Trump, Putin and the third hypothesis

In geopolitics, persistent patterns demand explanation, and what we observe in Trump’s foreign policy is no coincidence. A Venezuela under transitional American administration, a Syria managed by a pragmatic successor, Cuba under negotiation and an Iran under military pressure with no liberal alternative, all of this coexists with energy concessions to Russia, suffocating pressure on NATO and a notably indulgent presidential rhetoric towards Vladimir Putin.

Two hypotheses circulate in the current analysis. The first: Trump admires Putin and wants to bring him into his sphere of influence, in a bilateral understanding that would divide the world into “management zones” between great powers. The second, more serious: Trump acts as a proxy for Moscow, consciously or not, and American foreign policy reflects Russian interests internalized over years of financial and political relations.

The first hypothesis is plausible on a psychological level, but insufficient on a strategic level. The second faces an insoluble paradox: Trump’s pressure on NATO is forcing European rearmament which, in terms of conventional capabilities, would be the worst-case scenario for Moscow. A rational Putin agent would not produce this result.

A third hypothesis then emerges, more parsimonious and uncomfortable: Trump is not pro-Russian, nor does he act by proxy; it is systematically “anti-liberal”. The consistent pattern is not Putin’s favoritism, but the preference for identifiable interlocutors, strong men with whom to negotiate directly, to the detriment of unpredictable plural systems, with elections, Parliaments and civil societies that complicate agreements.

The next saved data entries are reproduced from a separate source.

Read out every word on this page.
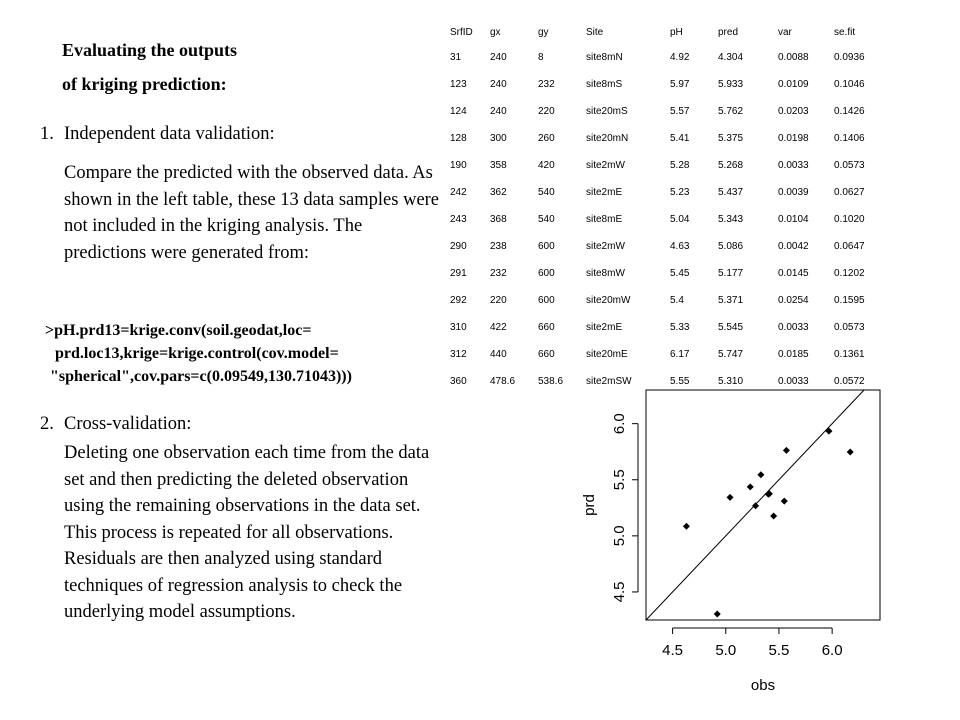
Evaluating the outputs
of kriging prediction:
1. Independent data validation:
Compare the predicted with the observed data. As shown in the left table, these 13 data samples were not included in the kriging analysis. The predictions were generated from:
>pH.prd13=krige.conv(soil.geodat,loc=
prd.loc13,krige=krige.control(cov.model=
"spherical",cov.pars=c(0.09549,130.71043)))
2. Cross-validation:
Deleting one observation each time from the data set and then predicting the deleted observation using the remaining observations in the data set. This process is repeated for all observations. Residuals are then analyzed using standard techniques of regression analysis to check the underlying model assumptions.
SrfID	gx	gy	Site	pH	pred	var	se.fit
31	240	8	site8mN	4.92	4.304	0.0088	0.0936
123	240	232	site8mS	5.97	5.933	0.0109	0.1046
124	240	220	site20mS	5.57	5.762	0.0203	0.1426
128	300	260	site20mN	5.41	5.375	0.0198	0.1406
190	358	420	site2mW	5.28	5.268	0.0033	0.0573
242	362	540	site2mE	5.23	5.437	0.0039	0.0627
243	368	540	site8mE	5.04	5.343	0.0104	0.1020
290	238	600	site2mW	4.63	5.086	0.0042	0.0647
291	232	600	site8mW	5.45	5.177	0.0145	0.1202
292	220	600	site20mW	5.4	5.371	0.0254	0.1595
310	422	660	site2mE	5.33	5.545	0.0033	0.0573
312	440	660	site20mE	6.17	5.747	0.0185	0.1361
360	478.6	538.6	site2mSW	5.55	5.310	0.0033	0.0572
4.5 5.0 5.5 6.0
obs
4.5
5.0
5.5
6.0
prd
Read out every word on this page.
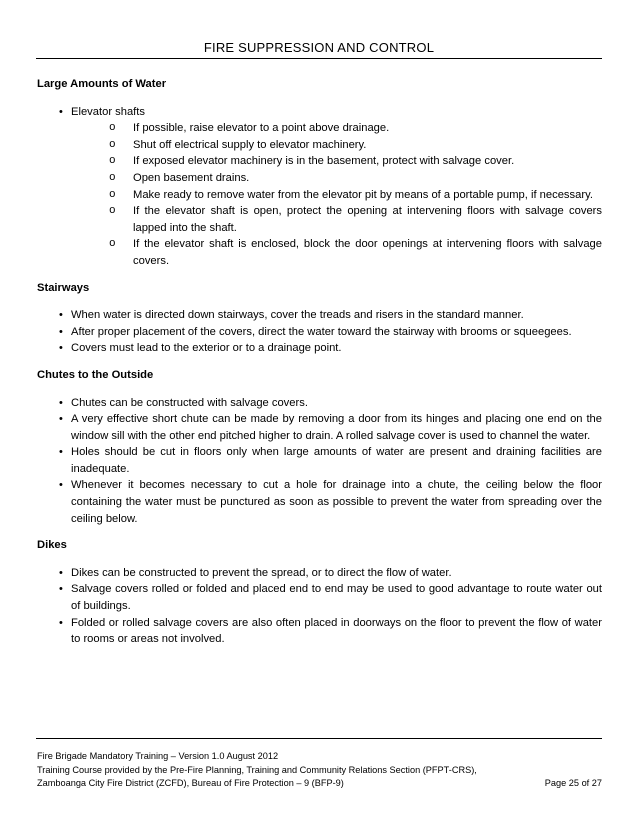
FIRE SUPPRESSION AND CONTROL
Large Amounts of Water
• Elevator shafts
o If possible, raise elevator to a point above drainage.
o Shut off electrical supply to elevator machinery.
o If exposed elevator machinery is in the basement, protect with salvage cover.
o Open basement drains.
o Make ready to remove water from the elevator pit by means of a portable pump, if necessary.
o If the elevator shaft is open, protect the opening at intervening floors with salvage covers lapped into the shaft.
o If the elevator shaft is enclosed, block the door openings at intervening floors with salvage covers.
Stairways
• When water is directed down stairways, cover the treads and risers in the standard manner.
• After proper placement of the covers, direct the water toward the stairway with brooms or squeegees.
• Covers must lead to the exterior or to a drainage point.
Chutes to the Outside
• Chutes can be constructed with salvage covers.
• A very effective short chute can be made by removing a door from its hinges and placing one end on the window sill with the other end pitched higher to drain. A rolled salvage cover is used to channel the water.
• Holes should be cut in floors only when large amounts of water are present and draining facilities are inadequate.
• Whenever it becomes necessary to cut a hole for drainage into a chute, the ceiling below the floor containing the water must be punctured as soon as possible to prevent the water from spreading over the ceiling below.
Dikes
• Dikes can be constructed to prevent the spread, or to direct the flow of water.
• Salvage covers rolled or folded and placed end to end may be used to good advantage to route water out of buildings.
• Folded or rolled salvage covers are also often placed in doorways on the floor to prevent the flow of water to rooms or areas not involved.
Fire Brigade Mandatory Training – Version 1.0 August 2012
Training Course provided by the Pre-Fire Planning, Training and Community Relations Section (PFPT-CRS),
Zamboanga City Fire District (ZCFD), Bureau of Fire Protection – 9 (BFP-9)	Page 25 of 27
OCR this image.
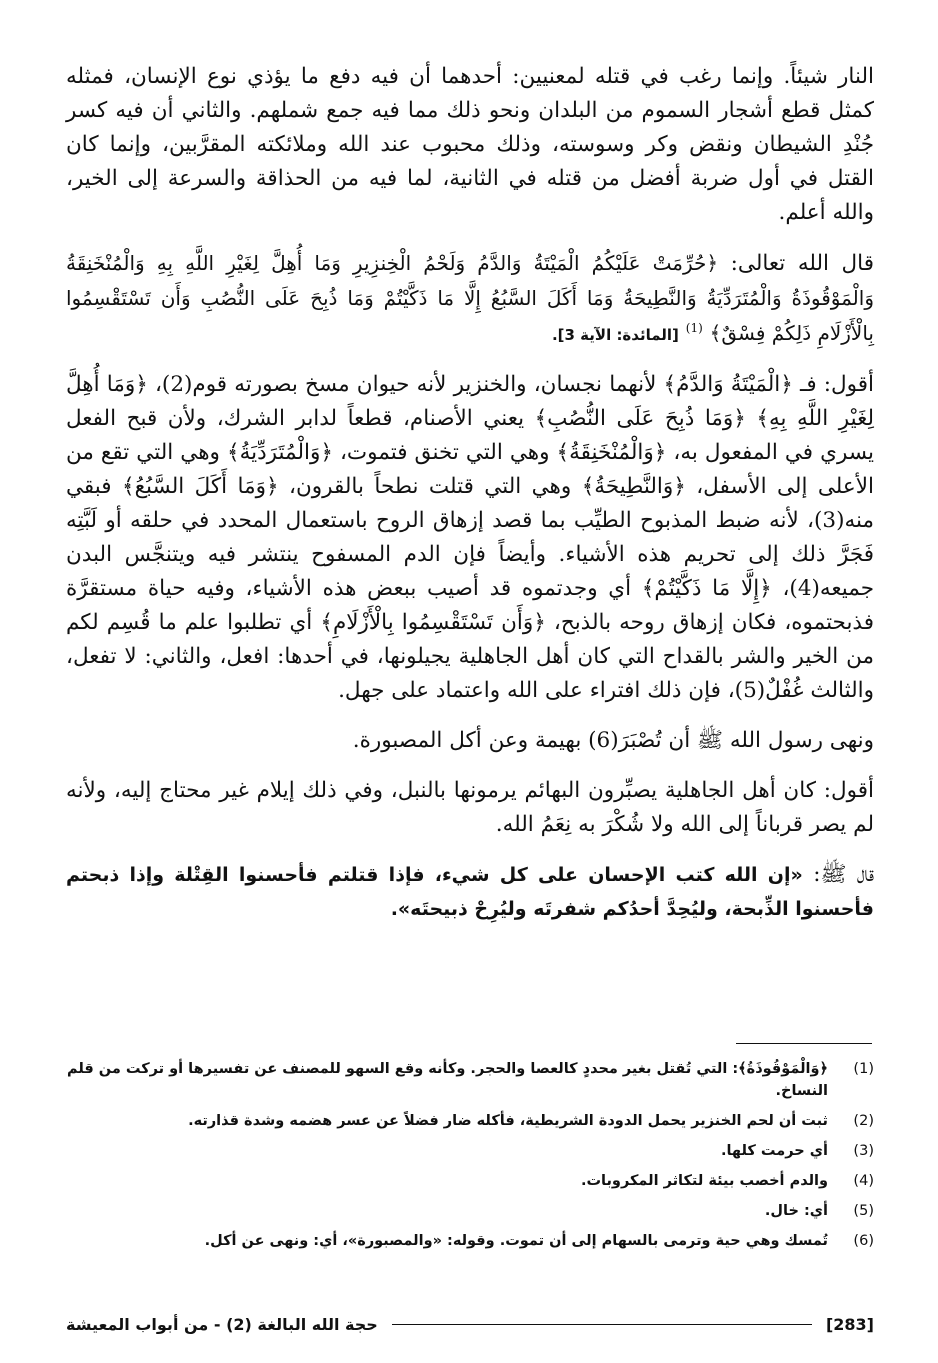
النار شيئاً. وإنما رغب في قتله لمعنيين: أحدهما أن فيه دفع ما يؤذي نوع الإنسان، فمثله كمثل قطع أشجار السموم من البلدان ونحو ذلك مما فيه جمع شملهم. والثاني أن فيه كسر جُنْدِ الشيطان ونقض وكر وسوسته، وذلك محبوب عند الله وملائكته المقرَّبين، وإنما كان القتل في أول ضربة أفضل من قتله في الثانية، لما فيه من الحذاقة والسرعة إلى الخير، والله أعلم.

قال الله تعالى: ﴿حُرِّمَتْ عَلَيْكُمُ الْمَيْتَةُ وَالدَّمُ وَلَحْمُ الْخِنزِيرِ وَمَا أُهِلَّ لِغَيْرِ اللَّهِ بِهِ وَالْمُنْخَنِقَةُ وَالْمَوْقُوذَةُ وَالْمُتَرَدِّيَةُ وَالنَّطِيحَةُ وَمَا أَكَلَ السَّبُعُ إِلَّا مَا ذَكَّيْتُمْ وَمَا ذُبِحَ عَلَى النُّصُبِ وَأَن تَسْتَقْسِمُوا بِالْأَزْلَامِ ذَلِكُمْ فِسْقٌ﴾ $^{(1)}$ [المائدة: الآية 3].

أقول: فـ ﴿الْمَيْتَةُ وَالدَّمُ﴾ لأنهما نجسان، والخنزير لأنه حيوان مسخ بصورته قوم(2)، ﴿وَمَا أُهِلَّ لِغَيْرِ اللَّهِ بِهِ﴾ ﴿وَمَا ذُبِحَ عَلَى النُّصُبِ﴾ يعني الأصنام، قطعاً لدابر الشرك، ولأن قبح الفعل يسري في المفعول به، ﴿وَالْمُنْخَنِقَةُ﴾ وهي التي تخنق فتموت، ﴿وَالْمُتَرَدِّيَةُ﴾ وهي التي تقع من الأعلى إلى الأسفل، ﴿وَالنَّطِيحَةُ﴾ وهي التي قتلت نطحاً بالقرون، ﴿وَمَا أَكَلَ السَّبُعُ﴾ فبقي منه(3)، لأنه ضبط المذبوح الطيِّب بما قصد إزهاق الروح باستعمال المحدد في حلقه أو لَبَّتِه فَجَرَّ ذلك إلى تحريم هذه الأشياء. وأيضاً فإن الدم المسفوح ينتشر فيه ويتنجَّس البدن جميعه(4)، ﴿إِلَّا مَا ذَكَّيْتُمْ﴾ أي وجدتموه قد أصيب ببعض هذه الأشياء، وفيه حياة مستقرَّة فذبحتموه، فكان إزهاق روحه بالذبح، ﴿وَأَن تَسْتَقْسِمُوا بِالْأَزْلَامِ﴾ أي تطلبوا علم ما قُسِم لكم من الخير والشر بالقداح التي كان أهل الجاهلية يجيلونها، في أحدها: افعل، والثاني: لا تفعل، والثالث غُفْلٌ(5)، فإن ذلك افتراء على الله واعتماد على جهل.

ونهى رسول الله ﷺ أن تُصْبَرَ(6) بهيمة وعن أكل المصبورة.

أقول: كان أهل الجاهلية يصبِّرون البهائم يرمونها بالنبل، وفي ذلك إيلام غير محتاج إليه، ولأنه لم يصر قرباناً إلى الله ولا شُكْرَ به نِعَمُ الله.

قال ﷺ: «إن الله كتب الإحسان على كل شيء، فإذا قتلتم فأحسنوا القِتْلة وإذا ذبحتم فأحسنوا الذِّبحة، وليُحِدَّ أحدُكم شفرتَه وليُرِحْ ذبيحتَه».

(1)
﴿وَالْمَوْقُوذَةُ﴾: التي تُقتل بغير محددٍ كالعصا والحجر. وكأنه وقع السهو للمصنف عن تفسيرها أو تركت من قلم النساخ.
(2)
ثبت أن لحم الخنزير يحمل الدودة الشريطية، فأكله ضار فضلاً عن عسر هضمه وشدة قذارته.
(3)
أي حرمت كلها.
(4)
والدم أخصب بيئة لتكاثر المكروبات.
(5)
أي: خال.
(6)
تُمسك وهي حية وترمى بالسهام إلى أن تموت. وقوله: «والمصبورة»، أي: ونهى عن أكل.
[283]
حجة الله البالغة (2) - من أبواب المعيشة
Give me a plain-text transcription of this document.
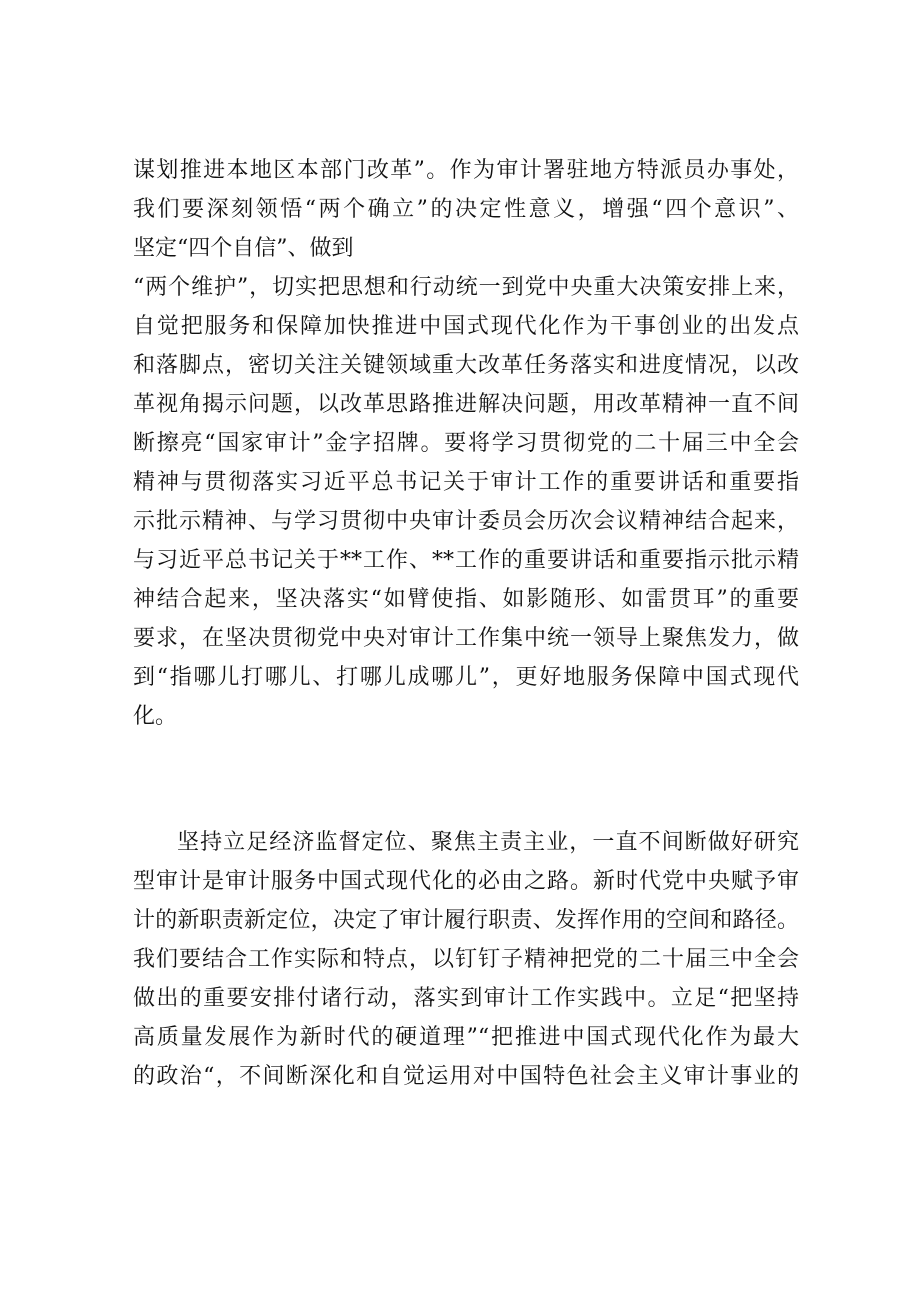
谋划推进本地区本部门改革”。作为审计署驻地方特派员办事处，
我们要深刻领悟“两个确立”的决定性意义，增强“四个意识”、
坚定“四个自信”、做到
“两个维护”，切实把思想和行动统一到党中央重大决策安排上来，
自觉把服务和保障加快推进中国式现代化作为干事创业的出发点
和落脚点，密切关注关键领域重大改革任务落实和进度情况，以改
革视角揭示问题，以改革思路推进解决问题，用改革精神一直不间
断擦亮“国家审计”金字招牌。要将学习贯彻党的二十届三中全会
精神与贯彻落实习近平总书记关于审计工作的重要讲话和重要指
示批示精神、与学习贯彻中央审计委员会历次会议精神结合起来，
与习近平总书记关于**工作、**工作的重要讲话和重要指示批示精
神结合起来，坚决落实“如臂使指、如影随形、如雷贯耳”的重要
要求，在坚决贯彻党中央对审计工作集中统一领导上聚焦发力，做
到“指哪儿打哪儿、打哪儿成哪儿”，更好地服务保障中国式现代
化。
坚持立足经济监督定位、聚焦主责主业，一直不间断做好研究
型审计是审计服务中国式现代化的必由之路。新时代党中央赋予审
计的新职责新定位，决定了审计履行职责、发挥作用的空间和路径。
我们要结合工作实际和特点，以钉钉子精神把党的二十届三中全会
做出的重要安排付诸行动，落实到审计工作实践中。立足“把坚持
高质量发展作为新时代的硬道理”“把推进中国式现代化作为最大
的政治“，不间断深化和自觉运用对中国特色社会主义审计事业的
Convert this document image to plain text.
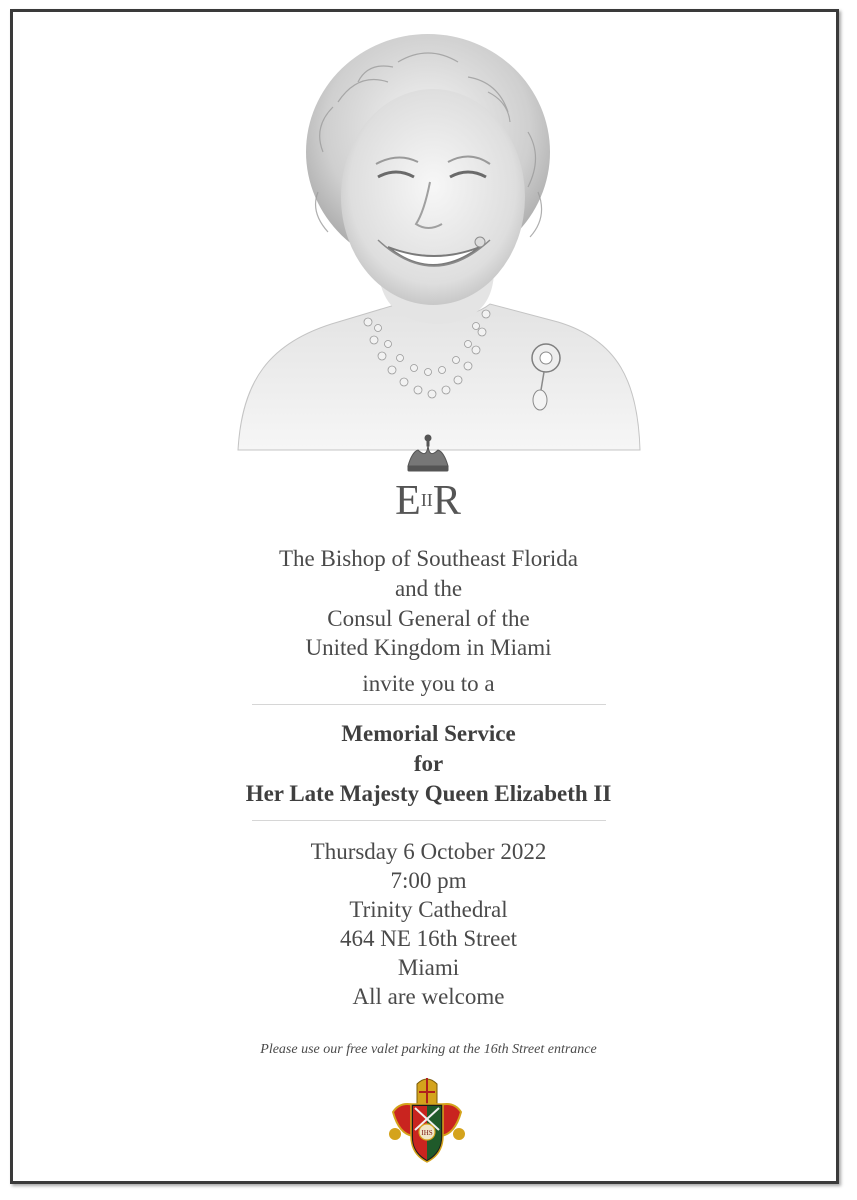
EIIR
The Bishop of Southeast Florida
and the
Consul General of the
United Kingdom in Miami
invite you to a
Memorial Service
for
Her Late Majesty Queen Elizabeth II
Thursday 6 October 2022
7:00 pm
Trinity Cathedral
464 NE 16th Street
Miami
All are welcome
Please use our free valet parking at the 16th Street entrance
IHS
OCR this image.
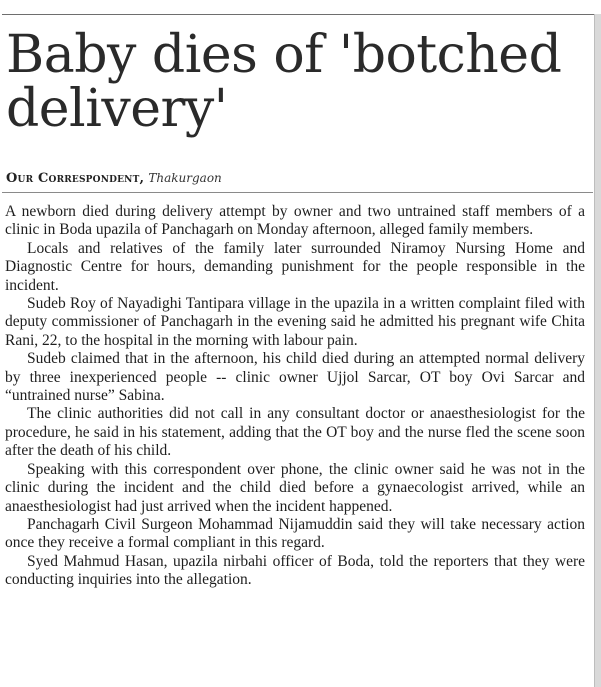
Baby dies of 'botched delivery'

Our Correspondent, Thakurgaon

A newborn died during delivery attempt by owner and two untrained staff members of a clinic in Boda upazila of Panchagarh on Monday afternoon, alleged family members.

Locals and relatives of the family later surrounded Niramoy Nursing Home and Diagnostic Centre for hours, demanding punishment for the people responsible in the incident.

Sudeb Roy of Nayadighi Tantipara village in the upazila in a written complaint filed with deputy commissioner of Panchagarh in the evening said he admitted his pregnant wife Chita Rani, 22, to the hospital in the morning with labour pain.

Sudeb claimed that in the afternoon, his child died during an attempted normal delivery by three inexperienced people -- clinic owner Ujjol Sarcar, OT boy Ovi Sarcar and “untrained nurse” Sabina.

The clinic authorities did not call in any consultant doctor or anaesthesiologist for the procedure, he said in his statement, adding that the OT boy and the nurse fled the scene soon after the death of his child.

Speaking with this correspondent over phone, the clinic owner said he was not in the clinic during the incident and the child died before a gynaecologist arrived, while an anaesthesiologist had just arrived when the incident happened.

Panchagarh Civil Surgeon Mohammad Nijamuddin said they will take necessary action once they receive a formal compliant in this regard.

Syed Mahmud Hasan, upazila nirbahi officer of Boda, told the reporters that they were conducting inquiries into the allegation.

In Venezuela, Washington assumed direct management of oil assets; in Syria, successor Al-Sharaa reorients Damascus under indirect influence; in Cuba and Iran, the logic is the same. This transnational coherence is not unrelated to a framework that the leading press has documented: the overlap between State decisions and the economic interests of the presidential circle, particularly in the energy sector. This is not about imputing criminal intent, but about noting that the coincidence between foreign policy and private profit is systematic.

In this scenario, Russia is not the ultimate objective, but an instrument. Moscow serves as leverage to squeeze China, removing discounted “crude” suppliers from Beijing and forcing its energy dependence on Putin under unfavorable conditions. This Sino-Russian geometry explains tactical theater. But the real threat of this logic reveals itself closer: internal subversion.

By validating the “strong man” model, Trump offers ideological cover for forces already operating within Europe. From Orbán’s Hungary to Fico’s Slovakia, including the rise of the AfD in Germany, we have seen an overlapping of agendas: disdain for Brussels institutions and the preference for an axis of “transactional sovereignties”. The real danger is not a Russian invasion, given the trajectory of conventional disproportion that Europe is building in favor of itself, but the “Trumpization” of European politics. Rearmament will be a “paper tiger” if European capitals start to see in Washington and Moscow models of personal power rather than allies of values.

The most honest explanation for Trump’s behavior may be the most uncomfortable: he acts out of immediate transactional interest, without articulated doctrine. The pattern emerges from the logic of the business, not from a deliberate plan, but from the accumulation of transactions that, seen together, design a new geometry of power. Which makes it more dangerous, not less. Against a coherent strategy, it is possible to calibrate responses. Against the unpredictability that produces structural effects without a conscious plan, the only defense is strategic autonomy.

A Germany that spends 3.5% of GDP on Defense and a Poland building the largest European Army do not act out of ideological conviction, but out of Darwinian necessity. However, this autonomy will have to be, above all, political. Without an immunological defense against the subversion that mimics the transactional model, Europe runs the risk of arming itself only to discover that the adversary is already sitting at the European Council table. This could be the unintended, and most lasting, legacy of the Trump era.